Financial woes dominate any discussion of state or federal politics these days. In Washington, D.C., we are running a trillion-dollar budget deficit, and our national debt will soon exceed $14 trillion. How much is that? To pay back $14 trillion, you'd have to spend $1 every second for the next 443,000 years. That's not counting interest.
In Missouri, lawmakers will face a projected $500 million budget deficit. But, unlike how things are run in our nation's capitol, Missouri state government is required by law to balance its budget each year. That is not going to be an easy feat. State revenue continues to lag, the $700 million in federal stimulus that was used to backfill state government last year is gone, and after several hard years of paring down our state budget, there are fewer and fewer places left to cut.

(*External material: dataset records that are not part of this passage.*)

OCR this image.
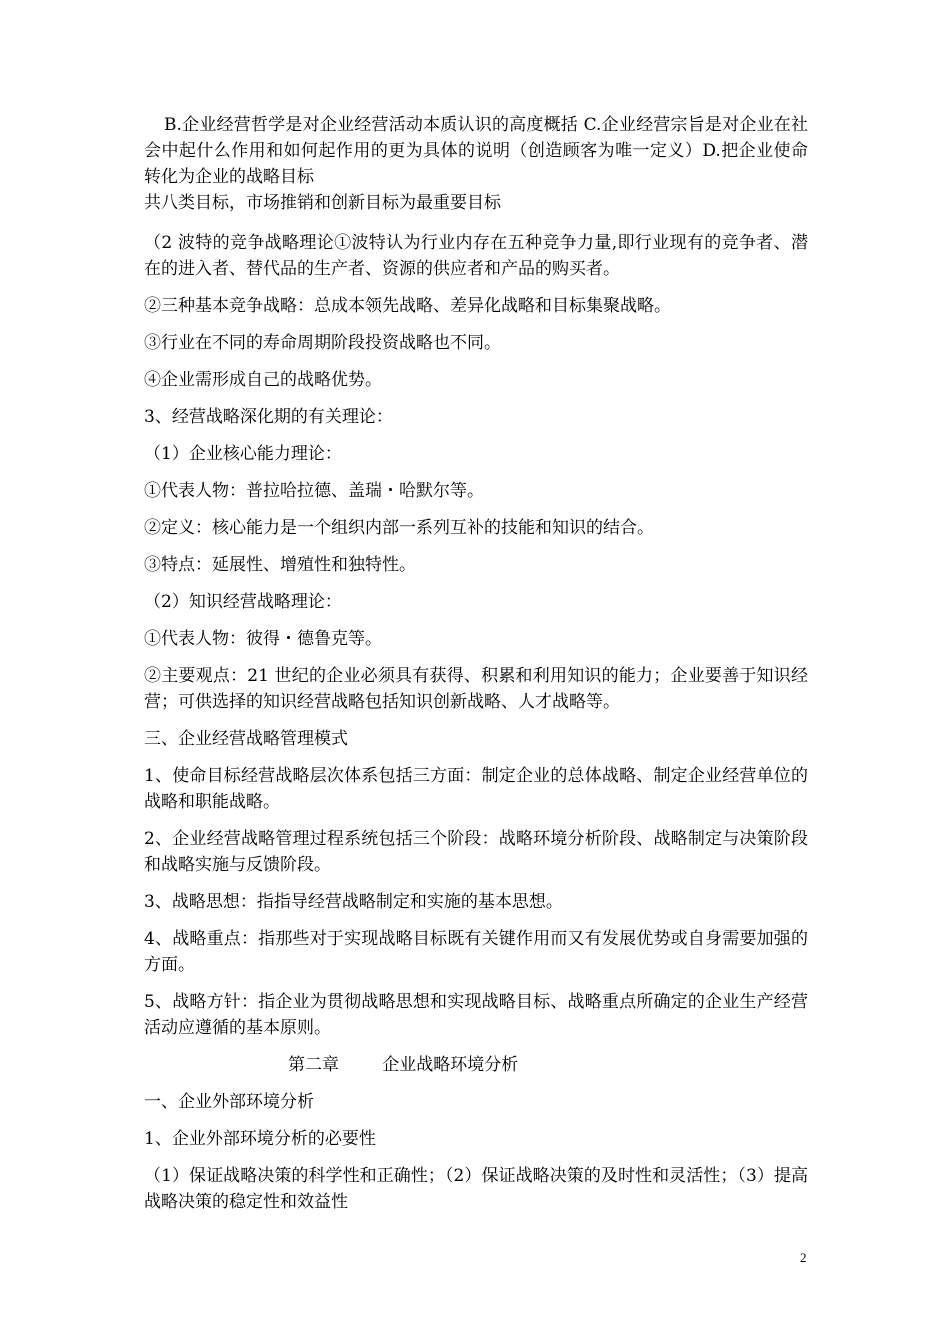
B.企业经营哲学是对企业经营活动本质认识的高度概括 C.企业经营宗旨是对企业在社会中起什么作用和如何起作用的更为具体的说明（创造顾客为唯一定义）D.把企业使命转化为企业的战略目标

共八类目标，市场推销和创新目标为最重要目标

（2 波特的竞争战略理论①波特认为行业内存在五种竞争力量,即行业现有的竞争者、潜在的进入者、替代品的生产者、资源的供应者和产品的购买者。

②三种基本竞争战略：总成本领先战略、差异化战略和目标集聚战略。

③行业在不同的寿命周期阶段投资战略也不同。

④企业需形成自己的战略优势。

3、经营战略深化期的有关理论：

（1）企业核心能力理论：

①代表人物：普拉哈拉德、盖瑞・哈默尔等。

②定义：核心能力是一个组织内部一系列互补的技能和知识的结合。

③特点：延展性、增殖性和独特性。

（2）知识经营战略理论：

①代表人物：彼得・德鲁克等。

②主要观点：21 世纪的企业必须具有获得、积累和利用知识的能力；企业要善于知识经营；可供选择的知识经营战略包括知识创新战略、人才战略等。

三、企业经营战略管理模式

1、使命目标经营战略层次体系包括三方面：制定企业的总体战略、制定企业经营单位的战略和职能战略。

2、企业经营战略管理过程系统包括三个阶段：战略环境分析阶段、战略制定与决策阶段和战略实施与反馈阶段。

3、战略思想：指指导经营战略制定和实施的基本思想。

4、战略重点：指那些对于实现战略目标既有关键作用而又有发展优势或自身需要加强的方面。

5、战略方针：指企业为贯彻战略思想和实现战略目标、战略重点所确定的企业生产经营活动应遵循的基本原则。

第二章	企业战略环境分析

一、企业外部环境分析

1、企业外部环境分析的必要性

（1）保证战略决策的科学性和正确性；（2）保证战略决策的及时性和灵活性；（3）提高战略决策的稳定性和效益性

2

If we've learned anything from the failed federal stimulus programs over the last two years, it is that we can't spend our way to prosperity. That doesn't mean that state economic development should be put on the back burner until more prosperous times. In fact, it means the opposite. Now, more than ever, lawmakers need to put jobs in the forefront of the debate. And perhaps the most valuable economic development investment lawmakers can make this session won't require any outlay of state funds at all.
This legislative session, the business community is advocating a unified agenda of six legislative policy reforms that will help Missouri better compete for jobs. These priorities are bottom-line issues for employers, including:
* Reforming employment law to bring balance back in Missouri courts in employee discrimination cases;
* Turning back court rulings that have allowed some injured workers to file lawsuits instead of handling claims through the workers comp system;
* Taking another step toward ending the double taxation of Missouri employers by capping the franchise tax;
* Eliminating Missouri's minimum wage escalator to prevent Missouri's wage from rising above competitive levels;
* Ending the practice of joint and several liability, which often unfairly saddles employers with a disproportionate level of liability in cases; and
* Extending the length of term for bonds that could be used to shore up Missouri's strapped unemployment insurance system to avoid additional interest payments and the loss of FUTA tax credits.
Key to the proposals is the revenue neutrality of the each priority. None of the priorities will have a fiscal cost to the state. At the same time, no other proposal before the General Assembly has as great a potential to grow Missouri revenue, because successful passage will impact every employer in our state and will create jobs.
How will it create jobs? It will better position our state against our competition. In several of the areas highlighted in our legislative priorities, Missouri is at a clear competitive disadvantage with other states. No other nearby state double-taxes its employers with a franchise tax. Missouri stands out among its neighboring states with its minimum-wage escalator, and Missouri is poised to rise to a level higher than any other adjoining state.
But it is not just how we stack up against the Midwest. Missouri is competing in a global economy, and we must constantly monitor policy to ensure that we making the best case for encouraging business to expand or locate in our state. While one unfair court ruling won't change a business' decision to move to Missouri, a trend of unbalanced court rulings will have an impact.
That's why we ask lawmakers to act now on these responsible reforms. We don't have 443,000 years to fix our economy and balance our budget.
Daniel P. Mehan is the president and CEO of the Missouri Chamber of Commerce and Industry.